A.
Dear client,
For OBC Non-Creamy Layer (NCL) status, the issue is not limited to what appears in the Indian Form 16. If your father is working in a private company in the UK and earning salary there, the foreign salary/income can also be considered while determining whether the family falls within the creamy layer, even if he is an NRI and not paying income tax in India due to his residential tax status. The authorities generally look at the actual annual gross income of the parents from sources such as salary, business, profession, etc., and not merely taxable income in India.
Therefore, if your father’s actual annual salary from the UK employment exceeds the prescribed creamy layer income limit (currently ₹8 lakh per annum under the older criteria generally followed for Central OBC-NCL purposes unless revised by the competent authority), then you may not qualify for OBC Non-Creamy Layer status for Central Government reservations. Since he is employed in a private firm and not in government service, the income criterion becomes highly relevant in your case.
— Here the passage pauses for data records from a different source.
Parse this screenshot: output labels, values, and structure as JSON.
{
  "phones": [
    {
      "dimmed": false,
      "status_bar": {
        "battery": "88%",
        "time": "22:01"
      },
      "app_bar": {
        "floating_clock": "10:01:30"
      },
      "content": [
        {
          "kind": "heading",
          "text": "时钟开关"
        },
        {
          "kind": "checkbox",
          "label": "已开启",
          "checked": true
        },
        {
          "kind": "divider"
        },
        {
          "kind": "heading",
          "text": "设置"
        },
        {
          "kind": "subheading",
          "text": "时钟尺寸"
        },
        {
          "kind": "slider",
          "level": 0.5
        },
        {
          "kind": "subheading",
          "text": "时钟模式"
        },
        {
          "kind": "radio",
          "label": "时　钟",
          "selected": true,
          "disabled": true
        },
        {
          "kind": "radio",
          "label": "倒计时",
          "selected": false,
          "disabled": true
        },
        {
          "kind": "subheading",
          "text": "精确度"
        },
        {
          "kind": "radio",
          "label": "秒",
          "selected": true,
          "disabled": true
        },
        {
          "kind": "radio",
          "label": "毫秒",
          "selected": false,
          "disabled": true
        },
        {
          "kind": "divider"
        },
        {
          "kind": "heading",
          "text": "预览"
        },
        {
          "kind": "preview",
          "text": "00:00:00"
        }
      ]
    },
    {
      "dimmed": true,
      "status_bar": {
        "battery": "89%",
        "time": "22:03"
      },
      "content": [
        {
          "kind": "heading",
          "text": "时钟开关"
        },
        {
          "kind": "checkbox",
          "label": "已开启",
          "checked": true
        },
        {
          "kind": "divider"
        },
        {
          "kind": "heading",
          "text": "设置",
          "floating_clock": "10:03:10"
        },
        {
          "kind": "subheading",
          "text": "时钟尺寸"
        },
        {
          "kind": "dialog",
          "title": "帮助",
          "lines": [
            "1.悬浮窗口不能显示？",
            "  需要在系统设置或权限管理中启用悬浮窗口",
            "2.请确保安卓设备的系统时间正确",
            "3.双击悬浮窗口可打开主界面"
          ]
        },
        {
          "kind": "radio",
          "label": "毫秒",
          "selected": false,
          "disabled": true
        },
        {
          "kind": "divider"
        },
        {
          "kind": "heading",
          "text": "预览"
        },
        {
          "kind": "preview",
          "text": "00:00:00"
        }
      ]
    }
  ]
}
However, practical verification can vary from state to state and between authorities. Some issuing authorities may ask for:
foreign salary slips,
employment contract,
overseas tax statements,
bank statements,
or self-declaration regarding annual income.
Accordingly, if the total gross annual income from his UK salary exceeds the creamy layer threshold for the relevant period, you would likely be treated as falling within the creamy layer category and may not be eligible for an OBC-NCL certificate for Central purposes.